Smart phones and tablets have recently become widespread and dominant in the computer market. Users require that these mobile devices provide a high-quality experience and an even higher performance. Hence, major developers adopt out-of-order superscalar processors as application processors. However, these processors consume much more energy than in-order superscalar processors, because a large amount of energy is consumed by the hardware for dynamic instruction scheduling. We propose a Front-end Execution Architecture (FXA). FXA has two execution units: an out-of-order execution unit (OXU) and an in-order execution unit (IXU). The OXU is the execution core of a common out-of-order superscalar processor. In contrast, the IXU comprises functional units and a bypass network only. The IXU is placed at the processor front end and executes instructions without scheduling.

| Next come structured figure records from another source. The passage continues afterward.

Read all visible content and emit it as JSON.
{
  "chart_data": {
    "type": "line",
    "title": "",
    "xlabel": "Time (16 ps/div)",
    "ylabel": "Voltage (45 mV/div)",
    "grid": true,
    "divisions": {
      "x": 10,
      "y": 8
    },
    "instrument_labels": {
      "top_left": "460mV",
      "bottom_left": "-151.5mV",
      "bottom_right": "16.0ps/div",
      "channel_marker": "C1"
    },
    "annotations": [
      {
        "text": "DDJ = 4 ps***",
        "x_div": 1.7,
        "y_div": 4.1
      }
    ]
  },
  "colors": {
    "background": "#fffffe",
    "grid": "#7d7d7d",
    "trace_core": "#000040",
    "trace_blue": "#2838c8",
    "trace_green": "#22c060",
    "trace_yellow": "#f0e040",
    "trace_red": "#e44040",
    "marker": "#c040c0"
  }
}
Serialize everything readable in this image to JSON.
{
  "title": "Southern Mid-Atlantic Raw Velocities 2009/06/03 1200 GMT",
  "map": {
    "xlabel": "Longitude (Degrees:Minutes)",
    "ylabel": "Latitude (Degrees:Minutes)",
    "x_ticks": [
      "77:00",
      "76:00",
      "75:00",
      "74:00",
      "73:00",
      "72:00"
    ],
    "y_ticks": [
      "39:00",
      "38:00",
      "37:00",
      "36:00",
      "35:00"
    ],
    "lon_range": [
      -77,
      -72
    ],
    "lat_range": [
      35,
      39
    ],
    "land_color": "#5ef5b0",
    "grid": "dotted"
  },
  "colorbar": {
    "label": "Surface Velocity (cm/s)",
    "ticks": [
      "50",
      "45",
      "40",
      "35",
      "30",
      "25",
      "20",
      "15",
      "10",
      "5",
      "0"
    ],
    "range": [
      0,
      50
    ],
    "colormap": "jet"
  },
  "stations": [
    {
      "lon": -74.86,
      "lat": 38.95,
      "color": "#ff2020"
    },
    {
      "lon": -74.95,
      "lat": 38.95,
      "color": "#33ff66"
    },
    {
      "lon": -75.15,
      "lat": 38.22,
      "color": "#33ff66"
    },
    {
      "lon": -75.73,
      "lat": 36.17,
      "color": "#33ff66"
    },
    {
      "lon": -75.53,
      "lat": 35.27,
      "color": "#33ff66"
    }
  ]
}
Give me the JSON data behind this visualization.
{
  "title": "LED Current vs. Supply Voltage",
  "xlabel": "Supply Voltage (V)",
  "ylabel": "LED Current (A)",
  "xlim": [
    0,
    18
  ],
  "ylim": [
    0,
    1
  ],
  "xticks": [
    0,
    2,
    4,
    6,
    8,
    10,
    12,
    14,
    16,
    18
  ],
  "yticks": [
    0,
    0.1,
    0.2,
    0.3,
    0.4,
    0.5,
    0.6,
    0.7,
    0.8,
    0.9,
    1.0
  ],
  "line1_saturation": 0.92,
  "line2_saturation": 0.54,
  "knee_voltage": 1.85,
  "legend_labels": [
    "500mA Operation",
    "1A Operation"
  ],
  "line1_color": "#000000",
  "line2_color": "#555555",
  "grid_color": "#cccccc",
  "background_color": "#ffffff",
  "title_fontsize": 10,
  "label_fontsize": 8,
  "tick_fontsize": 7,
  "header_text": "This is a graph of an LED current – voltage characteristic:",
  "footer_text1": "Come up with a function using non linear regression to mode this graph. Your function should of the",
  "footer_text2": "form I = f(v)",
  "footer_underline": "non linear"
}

Fetched instructions are first fed to the IXU, and the instructions that are already ready or become ready to execute by the resolution of their dependencies through operand bypassing in the IXU are executed in-order. Not ready instructions go through the IXU as a NOP, thereby, its pipeline is not stalled, and instructions keep flowing. The not-ready instructions are then dispatched to the OXU, and are executed out-of-order. The IXU does not include dynamic scheduling logic, and its energy consumption is consequently small. Evaluation results show that FXA can execute over 50% of instructions using IXU, thereby making it possible to shrink the energy-consuming OXU without incurring performance degradation. As a result, FXA achieves both a high performance and low energy consumption. We evaluated FXA compared with conventional out-of-order/in-order superscalar processors after ARM big. LITTLE architecture. The results show that FXA achieves performance improvements of 67% at the maximum and 7.4% on geometric mean in SPECCPU INT 2006 benchmark suite relative to a conventional superscalar processor (big), while reducing the energy consumption by 86% at the issue queue and 17% in the whole processor. The performance/energy ratio (the inverse of the energy-delay product) of FXA is 25% higher than that of a conventional superscalar processor (big) and 27% higher than that of a conventional in-order superscalar processor (LITTLE).